Australia: Make Sure The Boxes Are Ticked When You Are Appointed

Last Updated: 27 February 2008
Article by Brendan Wyhoon and Michael Forrest

Voluntary administrators need to be careful that directors have taken the steps necessary for a valid appointment. In a recent Court case, a voluntary administrator was found to be invalidly appointed where there was uncertainty about the steps taken by the director in making the appointment.

Section 436A(1) of the Corporations Act 2001 (the Act) provides as follows:

"(1) A company may, by writing, appoint an administrator of the company if the board has resolved to the effect that
  1. in the opinion of the directors voting for the resolution, the company is insolvent or is likely to become insolvent at some future time; and
  2. an administrator of the company should be appointed."
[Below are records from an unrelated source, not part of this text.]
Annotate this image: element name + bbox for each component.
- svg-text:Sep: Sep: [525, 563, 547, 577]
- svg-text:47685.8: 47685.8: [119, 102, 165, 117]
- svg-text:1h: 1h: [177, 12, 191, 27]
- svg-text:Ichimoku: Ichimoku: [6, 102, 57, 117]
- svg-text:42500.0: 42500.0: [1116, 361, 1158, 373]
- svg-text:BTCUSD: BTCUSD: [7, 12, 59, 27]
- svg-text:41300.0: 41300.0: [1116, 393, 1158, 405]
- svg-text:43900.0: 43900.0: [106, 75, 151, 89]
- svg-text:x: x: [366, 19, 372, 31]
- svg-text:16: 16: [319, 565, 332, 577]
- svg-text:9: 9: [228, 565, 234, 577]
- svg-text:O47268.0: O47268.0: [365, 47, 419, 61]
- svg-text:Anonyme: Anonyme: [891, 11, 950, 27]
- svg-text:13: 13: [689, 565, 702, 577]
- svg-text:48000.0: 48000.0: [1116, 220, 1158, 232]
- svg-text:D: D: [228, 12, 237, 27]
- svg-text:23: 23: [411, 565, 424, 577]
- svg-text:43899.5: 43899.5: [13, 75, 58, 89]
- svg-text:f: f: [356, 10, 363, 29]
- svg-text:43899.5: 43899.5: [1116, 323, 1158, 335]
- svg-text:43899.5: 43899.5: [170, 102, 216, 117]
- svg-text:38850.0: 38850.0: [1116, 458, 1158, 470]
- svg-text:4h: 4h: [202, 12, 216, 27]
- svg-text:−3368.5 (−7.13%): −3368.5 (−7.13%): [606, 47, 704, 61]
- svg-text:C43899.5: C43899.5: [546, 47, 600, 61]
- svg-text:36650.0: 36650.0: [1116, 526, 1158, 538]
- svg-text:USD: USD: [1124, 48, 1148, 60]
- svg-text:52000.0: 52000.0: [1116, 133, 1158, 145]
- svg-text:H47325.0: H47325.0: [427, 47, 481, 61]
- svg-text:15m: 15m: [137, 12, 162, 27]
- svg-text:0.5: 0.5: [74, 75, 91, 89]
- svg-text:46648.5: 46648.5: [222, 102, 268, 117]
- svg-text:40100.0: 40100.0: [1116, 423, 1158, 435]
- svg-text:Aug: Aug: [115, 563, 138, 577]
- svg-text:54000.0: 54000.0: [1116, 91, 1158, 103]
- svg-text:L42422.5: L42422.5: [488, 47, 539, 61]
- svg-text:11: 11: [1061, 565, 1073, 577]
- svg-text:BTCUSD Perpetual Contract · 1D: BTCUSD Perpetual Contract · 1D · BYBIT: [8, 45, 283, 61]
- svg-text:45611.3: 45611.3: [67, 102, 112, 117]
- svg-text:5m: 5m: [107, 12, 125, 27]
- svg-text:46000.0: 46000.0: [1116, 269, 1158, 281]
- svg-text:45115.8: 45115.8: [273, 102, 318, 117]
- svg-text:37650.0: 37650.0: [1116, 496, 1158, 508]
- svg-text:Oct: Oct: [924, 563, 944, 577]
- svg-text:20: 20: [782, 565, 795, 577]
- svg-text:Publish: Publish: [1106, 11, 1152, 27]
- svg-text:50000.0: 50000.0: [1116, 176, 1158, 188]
It has previously been stated by the Courts that the requirements in s436A(1) are no mere formality but underline the very purpose behind the voluntary administration regime: Wagner v International Health Promotions (1994) 15 ACSR 419. As such, administrators, as a matter of good practice, should always ensure that documents necessary for a valid appointment exist and confirm, where possible, that they are not in dispute. Sometimes, circumstances may require an administrator to investigate further than this including to determine whether the director's opinion about insolvency was reasonably based or whether, for example, the directors were motivated by some improper purpose in making the appointment: Darkinjung Pty Limited v Darkinjung Local Aboriginal Land Council & Ors [2006] NSWSC 1008.
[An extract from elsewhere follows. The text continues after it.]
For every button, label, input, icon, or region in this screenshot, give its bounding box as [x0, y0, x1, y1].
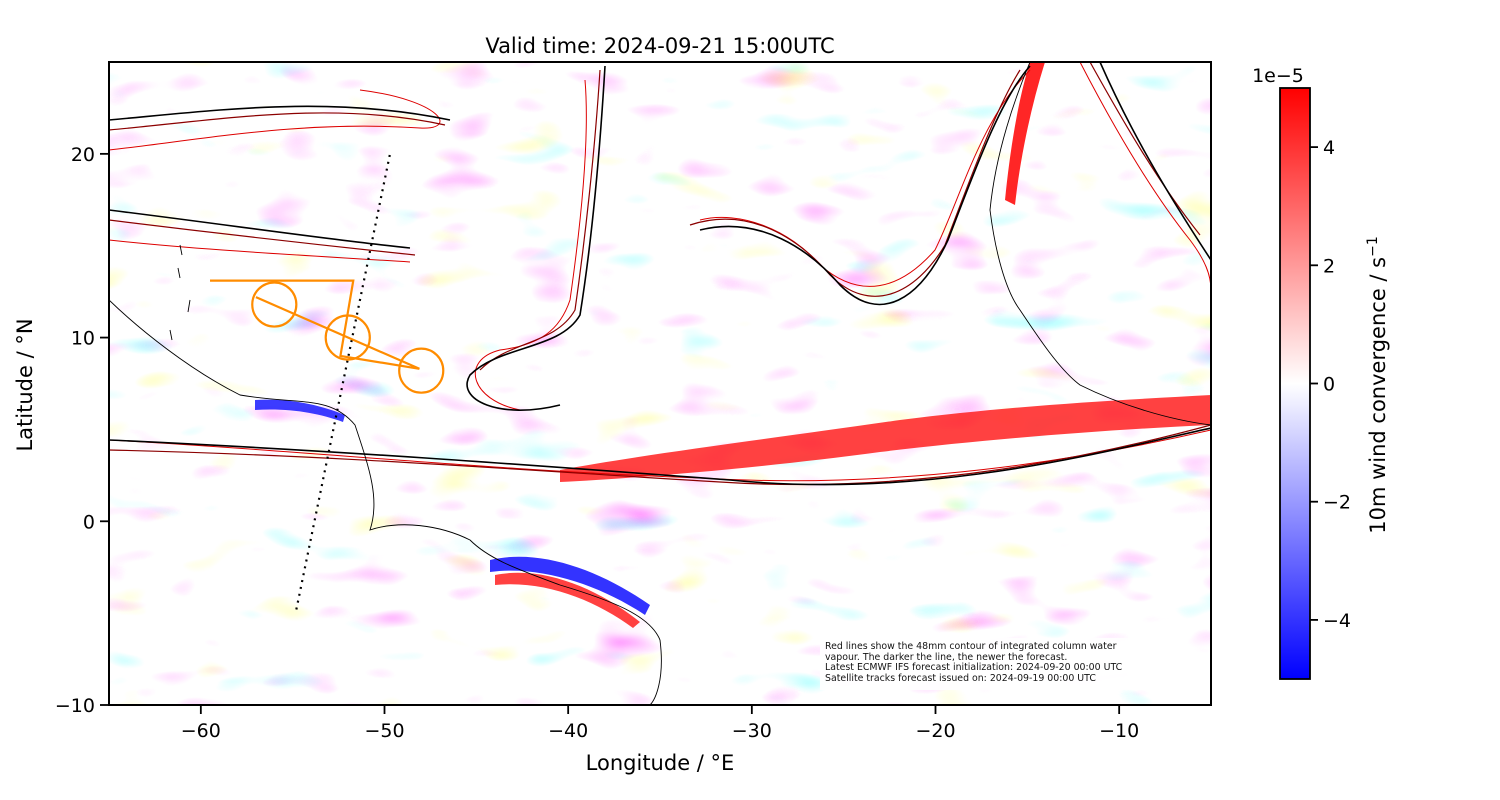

Important consequences flow from an invalid appointment. Importantly, an administrator has no entitlement under the Act to have any of their fees and expenses paid (or a right to the statutory lien) and an administrator is forced to rely on equitable principles. This may limit the administrators costs to only work that was of incontrovertible benefit to the company: Sherred v McDonald [2005] QSC 153 although it has been suggested that a broader claim seeking to recover the reasonable value for the work performed could be brought against the company by the administrator: Kazar v Duus (1998) 88 FCR 218. Needless to say, it becomes complicated and expensive for the administrator to seek to recover any unpaid fees where the appointment is found to be invalid.

In the recent case of Lean v Realtown Pty Limited [2008] WASC 5 the sole director of the company (Realtown) signed a letter addressed to the administrator (and prepared by the administrator) which stated that the director had, at a meeting of the Board, resolved to appoint the administrator to Realtown. The letter went on to note that a copy of the signed minutes of the meeting were enclosed. In actual fact, the evidence given in Court was that no minutes ever existed. Further, the letter did not make any reference to the actual or likely insolvency of Realtown.
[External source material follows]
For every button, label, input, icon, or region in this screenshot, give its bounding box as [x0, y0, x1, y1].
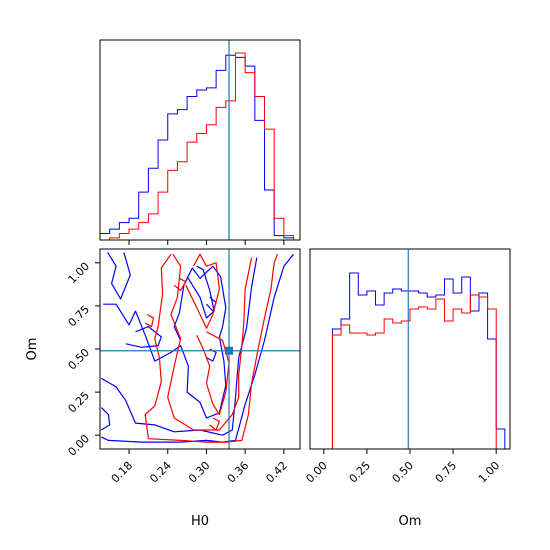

The director, who the Court described as 'hard of hearing, requires spectacles and appeared easily confused' disputed that he intended to place Realtown into voluntary administration. The evidence in relation to this included:

  • The administrator explained to the director that on the evidence before him the company was insolvent. The director's response was that he had had enough and then signed the letter. The director claimed it was never explained to him what insolvent meant or that Realtown would be placed into voluntary administration by signing the letter.
  • The administrator accepted that the director did not have his glasses with him and did not read the letter.
  • No meeting as required by s436A(1) was ever held.
  • The director claimed he thought the letter was to allow the administrator to negotiate an extension with the Bank about Realtown's overdraft.
  • Despite the above, the director is noted as having proposed a motion at the first creditor's meeting confirming the appointment of the administrator. The director attended the meeting by telephone and denied that he proposed the motion.
  • The director had signed a document subsequent to the appointment which notes that Realtown is in administration.

In light of the above the Court found that the administrator was invalidly appointed. A crucial consideration for the Court was the director's failure to hold the opinion at the time of the appointment that Realtown was insolvent or likely to become insolvent and the director's failure generally to comply with s436A(1).

This case provides a useful reminder to practitioners to ensure that all necessary steps are taken leading up to the appointment so that the risk of the appointment being challenged is minimised. Given the serious consequences that flow from an invalid appointment, practitioners should not just rely on others stating that the requirements have been satisfied but should make their own independent enquiries. Often this will be satisfied by sighting a copy of the relevant minutes of meeting to ensure that what needed to be done has been done but on particular jobs an administrator might be required to conduct further enquiries into the circumstances leading to the appointment. It is noted however that it can be difficult for administrators to know where to draw the line and how far they need to go to confirm the facts leading to the insolvency of the company.

The content of this article is intended to provide a general guide to the subject matter. Specialist advice should be sought about your specific circumstances.